Bios of Len Tsou and Hwei-Ru Tsou

We are the authors of a book on the Chinese volunteers in the Spanish Civil War, in Chinese as well as in Spanish edition.

Growing up in Taiwan, we came to the U.S. to pursue our graduate studies in natural sciences.  The new land provided us with space and resources for our curiosity in modern Chinese history and the cold war.  In 1973 a military coup overthrew the Chilean President Salvador Allende, a democratically elected Socialist.  It led us to pay attention to the America’s Dirty Wars.

After obtaining our PhDs in Chemistry, Len worked in semiconductor field and Hwei-Ru in pharmaceutical industry. We each published numerous scientific papers and patents in our respective fields. To serve as a bridge, we founded Cultural International in 1989 to introduce to Taiwan the experiences of American people’s struggles in environment, labor and human rights.

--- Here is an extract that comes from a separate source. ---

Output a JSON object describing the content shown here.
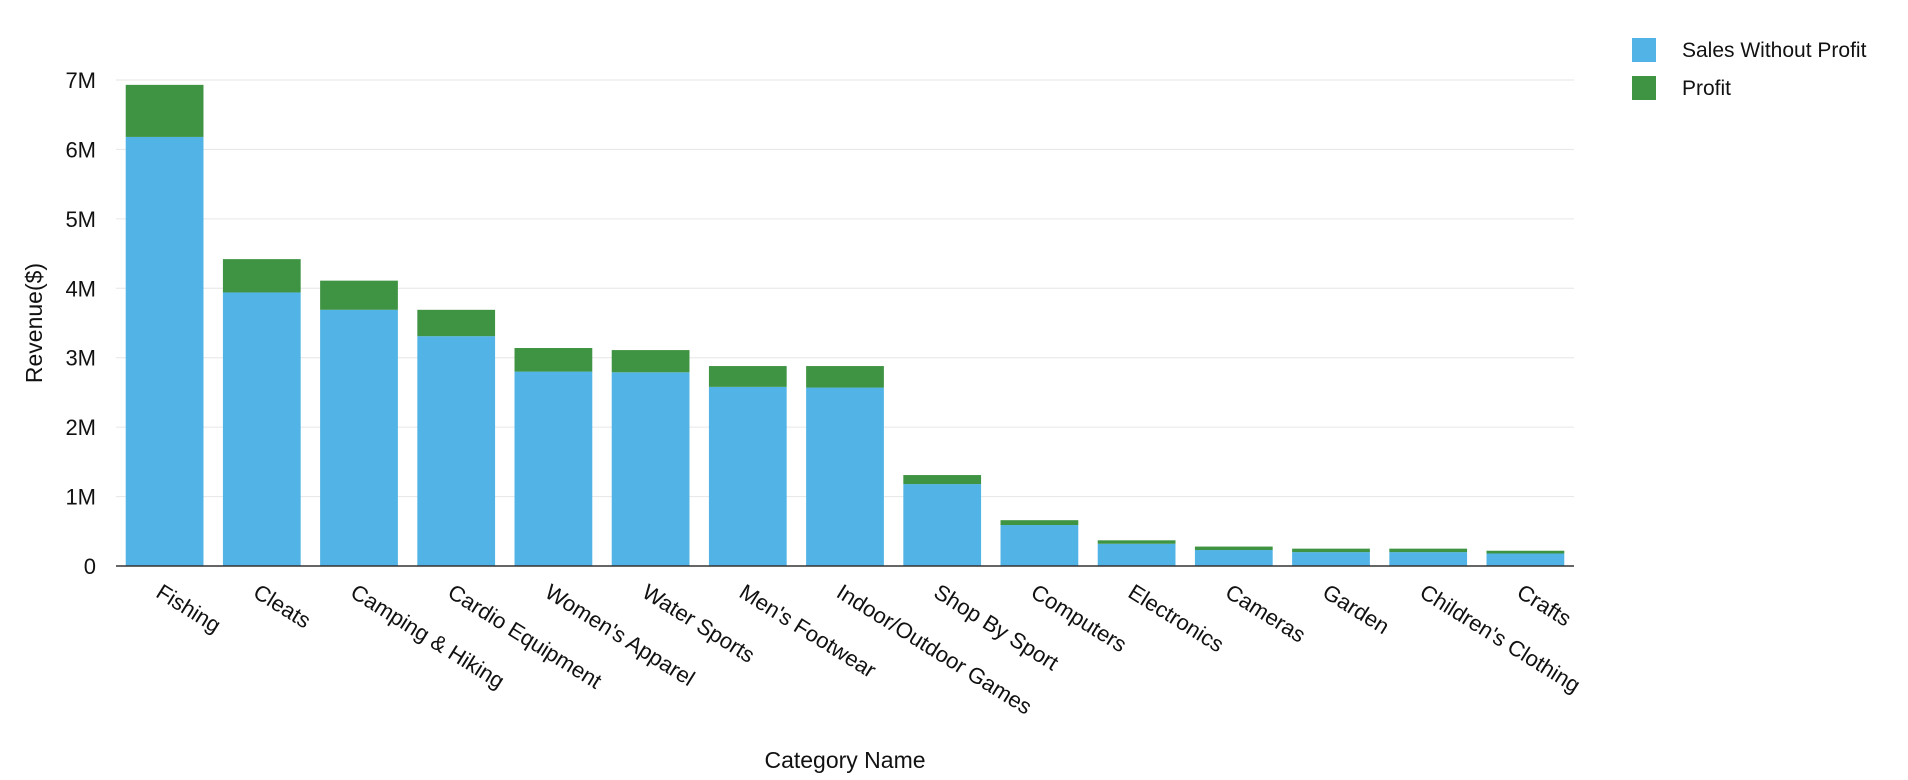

In 2002, we organized weekly peace vigil in Rockland County, NY, hoping to prevent the imminent war on Iraq from happening. The peace vigil continued for nine years. In 2011 Len joined the US Boat to Gaza challenging Israel’s blockade on Gaza.  After moving to California, we join the San Jose weekly peace vigil to continue protesting the endless wars.

In 2001 our research result was published in Taiwan as a book 《橄欖桂冠的召喚:參加西班牙內戰的中國人(1936-1939)》.  A Spanish edition “Los Brigadistas Chinos en la Guerra Civil: La LLamada de España (1936-1939)” was published in Madrid in 2013.  The revised editions were published in Chinese as 《当世界年轻的时候:参加西班牙内战的中国人(1936-1939)》 in 2013 and 2015.

Our writings can be found in The Volunteers, Science & Society, South China Morning Post Magazine (南华早报), Southern Weekend (南方周末), China Times (中國時報), and others. 

Our collection of photos and documents of the Chinese volunteers resulted in the travelling photo exhibitions in Spain since 2019.  Based on our book, the Phoenix Satellite TV produced a documentary 《当世界年轻的时候——国际纵队里的中国人》in 2020.